Debt has risen as they have been aggressively acquiring businesses. It initially was a concern for me and still is something to consider. Looking at the balance sheet and the current sales on order with inventory and other short term assets considerably higher than short term debt, it doesn’t appear to be a material risk. With the highest volume quarter coming up in Q3 and the comments from management so far being that sales orders are as strong as ever, coupled with supply chain constraints not normalizing until 2023/24, financial ruin seems unlikely in the near term.
Share dilution is a concern with any serial acquirer that issues shares as part of the capital funding. Over the past 5 years, the number of shares has grown from 5-12 million. So far, this hasn’t been destructive to shareholder value as the businesses they acquire have made the business progressively better. As the price of the stock declines, the cost of capital may rise just as the returns on the acquisitions also take a dip in concert with the existing businesses declining at the end of a cycle. The efforts to bolster the revenues with the parts and maintenance businesses should be applauded.
Serial acquirers can run out of steam or go after larger deals in order to sustain growth rates. It seems likely that they will be tempted to do larger deals in the future and eventually this could curb returns on investments as larger acquisitions will be priced higher and will be more challenging and/or expensive to integrate. Given the relatively small size of the business, it appears that this is not an immediate concern and the highly fragmented nature and simple business models make this roll-up strategy as likely to be a success as any over the short to medium term.
If you want to know what a worse-case scenario might look like, you can look at the financial crisis period from 2007 peak sales to the bottom in 2010 for the larger Marine Max business. It took until 2019 to recover to the peak revenue again. Over a decade from peak to peak! I’m not suggesting this will definitely re-occur but it is something to consider. Counter to this risk is the fact that most normal recessions won’t impact boat sales as much as 2008 as boat buyers typically aren’t in the lower and lower-middle income brackets that have little margin to absorb an economic downturn. Further to set the context for a recession would be the 16% of steadier and higher margin maintenance and parts business with the acquisition of T-H Marine compared to 6% for Marine Max.
On simple metrics like trailing and forward 12 month price to earnings, coupled with recent growth rates, it might seem like a screaming bargain.
You should factor in a few things when considering how valuable this business is:
cyclicality of boat sales
If you have a view that consumer discretionary purchases remain strong for the next few years, then you are definitely getting a good deal here.
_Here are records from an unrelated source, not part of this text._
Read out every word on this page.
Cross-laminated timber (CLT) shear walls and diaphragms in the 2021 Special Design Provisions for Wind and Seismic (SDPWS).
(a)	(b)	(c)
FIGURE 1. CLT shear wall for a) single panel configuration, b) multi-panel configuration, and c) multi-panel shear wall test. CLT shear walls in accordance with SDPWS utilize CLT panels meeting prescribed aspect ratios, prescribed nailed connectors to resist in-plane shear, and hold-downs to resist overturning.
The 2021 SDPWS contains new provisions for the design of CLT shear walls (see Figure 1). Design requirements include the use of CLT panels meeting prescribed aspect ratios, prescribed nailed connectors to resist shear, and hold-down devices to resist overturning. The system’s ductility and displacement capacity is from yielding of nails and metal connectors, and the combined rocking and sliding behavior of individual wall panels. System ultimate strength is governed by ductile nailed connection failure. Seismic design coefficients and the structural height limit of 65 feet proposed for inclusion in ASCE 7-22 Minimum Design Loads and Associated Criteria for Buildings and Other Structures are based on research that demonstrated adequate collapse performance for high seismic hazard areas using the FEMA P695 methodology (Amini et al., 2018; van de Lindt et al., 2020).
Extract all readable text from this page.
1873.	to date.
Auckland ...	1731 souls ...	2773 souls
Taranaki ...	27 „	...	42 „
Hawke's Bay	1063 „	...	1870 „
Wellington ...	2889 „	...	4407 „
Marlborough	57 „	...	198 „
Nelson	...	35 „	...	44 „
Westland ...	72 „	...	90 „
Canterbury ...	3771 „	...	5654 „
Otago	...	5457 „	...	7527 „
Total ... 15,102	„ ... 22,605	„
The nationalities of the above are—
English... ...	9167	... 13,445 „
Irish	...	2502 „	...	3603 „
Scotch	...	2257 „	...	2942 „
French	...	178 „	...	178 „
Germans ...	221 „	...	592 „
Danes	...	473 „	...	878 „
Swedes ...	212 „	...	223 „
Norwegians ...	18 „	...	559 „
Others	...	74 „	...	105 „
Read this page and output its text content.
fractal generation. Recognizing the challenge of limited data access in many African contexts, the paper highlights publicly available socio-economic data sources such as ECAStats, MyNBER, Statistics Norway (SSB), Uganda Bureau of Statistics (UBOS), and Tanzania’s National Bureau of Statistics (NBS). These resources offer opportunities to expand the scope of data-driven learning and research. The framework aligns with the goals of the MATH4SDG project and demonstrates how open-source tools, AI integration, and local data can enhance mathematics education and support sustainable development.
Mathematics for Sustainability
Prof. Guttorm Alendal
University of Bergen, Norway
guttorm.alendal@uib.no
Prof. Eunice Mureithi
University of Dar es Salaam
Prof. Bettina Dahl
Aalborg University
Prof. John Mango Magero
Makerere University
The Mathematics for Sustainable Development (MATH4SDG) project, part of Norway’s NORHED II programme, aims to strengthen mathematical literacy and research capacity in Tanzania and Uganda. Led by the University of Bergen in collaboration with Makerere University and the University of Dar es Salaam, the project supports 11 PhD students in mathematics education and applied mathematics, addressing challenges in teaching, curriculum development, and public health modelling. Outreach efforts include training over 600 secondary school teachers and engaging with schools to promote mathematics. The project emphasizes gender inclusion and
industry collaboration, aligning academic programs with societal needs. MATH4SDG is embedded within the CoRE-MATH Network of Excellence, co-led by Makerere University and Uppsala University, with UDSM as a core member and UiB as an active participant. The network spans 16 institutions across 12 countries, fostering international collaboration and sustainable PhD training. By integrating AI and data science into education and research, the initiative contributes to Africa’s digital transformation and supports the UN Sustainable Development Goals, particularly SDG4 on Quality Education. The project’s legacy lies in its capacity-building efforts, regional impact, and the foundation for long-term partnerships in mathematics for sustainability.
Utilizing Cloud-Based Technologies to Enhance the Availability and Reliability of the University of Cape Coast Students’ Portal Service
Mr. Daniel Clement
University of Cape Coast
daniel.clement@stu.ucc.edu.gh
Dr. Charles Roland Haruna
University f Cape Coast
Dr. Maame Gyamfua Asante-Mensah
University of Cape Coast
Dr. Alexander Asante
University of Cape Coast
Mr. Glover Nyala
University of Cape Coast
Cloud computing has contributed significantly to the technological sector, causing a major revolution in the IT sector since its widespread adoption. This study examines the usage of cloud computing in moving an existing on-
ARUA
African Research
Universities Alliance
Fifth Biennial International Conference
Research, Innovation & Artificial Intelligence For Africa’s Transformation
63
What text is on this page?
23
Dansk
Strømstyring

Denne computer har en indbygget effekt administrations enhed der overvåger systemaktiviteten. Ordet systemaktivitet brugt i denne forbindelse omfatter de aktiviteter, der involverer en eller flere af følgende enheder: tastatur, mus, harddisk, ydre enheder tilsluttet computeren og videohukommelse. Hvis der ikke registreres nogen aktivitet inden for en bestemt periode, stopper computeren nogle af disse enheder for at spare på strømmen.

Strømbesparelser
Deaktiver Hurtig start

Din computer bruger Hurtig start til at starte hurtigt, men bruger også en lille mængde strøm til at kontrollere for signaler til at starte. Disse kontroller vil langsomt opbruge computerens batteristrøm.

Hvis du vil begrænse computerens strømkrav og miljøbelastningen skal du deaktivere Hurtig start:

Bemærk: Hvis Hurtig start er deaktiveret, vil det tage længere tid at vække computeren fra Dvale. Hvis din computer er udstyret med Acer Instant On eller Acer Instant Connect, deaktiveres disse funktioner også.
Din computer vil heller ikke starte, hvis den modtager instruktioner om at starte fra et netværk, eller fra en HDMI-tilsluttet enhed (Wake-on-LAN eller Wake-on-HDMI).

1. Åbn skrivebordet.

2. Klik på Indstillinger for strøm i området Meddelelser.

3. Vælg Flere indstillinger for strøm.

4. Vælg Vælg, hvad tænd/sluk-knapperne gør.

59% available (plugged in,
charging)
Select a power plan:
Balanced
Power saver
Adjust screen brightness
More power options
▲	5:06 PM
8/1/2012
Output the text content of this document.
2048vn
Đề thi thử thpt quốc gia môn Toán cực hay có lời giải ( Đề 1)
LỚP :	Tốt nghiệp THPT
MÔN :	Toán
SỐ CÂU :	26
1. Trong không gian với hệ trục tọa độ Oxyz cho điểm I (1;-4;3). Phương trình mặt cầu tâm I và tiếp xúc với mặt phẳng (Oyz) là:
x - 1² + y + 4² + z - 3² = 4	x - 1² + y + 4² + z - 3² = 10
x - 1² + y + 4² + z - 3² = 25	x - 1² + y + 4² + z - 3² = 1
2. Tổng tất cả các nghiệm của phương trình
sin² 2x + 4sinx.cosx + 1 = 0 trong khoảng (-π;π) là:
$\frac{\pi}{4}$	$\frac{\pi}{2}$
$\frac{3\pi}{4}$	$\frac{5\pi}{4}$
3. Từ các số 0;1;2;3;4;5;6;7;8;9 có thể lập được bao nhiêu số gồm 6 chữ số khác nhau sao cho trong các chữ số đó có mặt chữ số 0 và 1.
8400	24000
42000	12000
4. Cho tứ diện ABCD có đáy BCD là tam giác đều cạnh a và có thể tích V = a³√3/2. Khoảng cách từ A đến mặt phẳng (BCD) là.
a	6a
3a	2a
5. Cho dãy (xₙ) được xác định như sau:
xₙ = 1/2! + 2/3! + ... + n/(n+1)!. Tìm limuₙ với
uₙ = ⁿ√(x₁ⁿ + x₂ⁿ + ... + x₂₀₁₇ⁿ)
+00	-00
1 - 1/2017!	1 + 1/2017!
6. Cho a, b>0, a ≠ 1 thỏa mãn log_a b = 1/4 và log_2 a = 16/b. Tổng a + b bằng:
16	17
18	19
If you are like me and are somewhat skeptical, you might be paying a moderate to high price at these levels. In the long run, there is a good chance that this business continues to grow despite a near term hit from a cycle downturn. This one is going to continue to be on my watchlist for now. What I would look for is a bigger percentage of revenues from parts and maintenance and less debt on the balance sheet to take advantage of a downturn when it does come.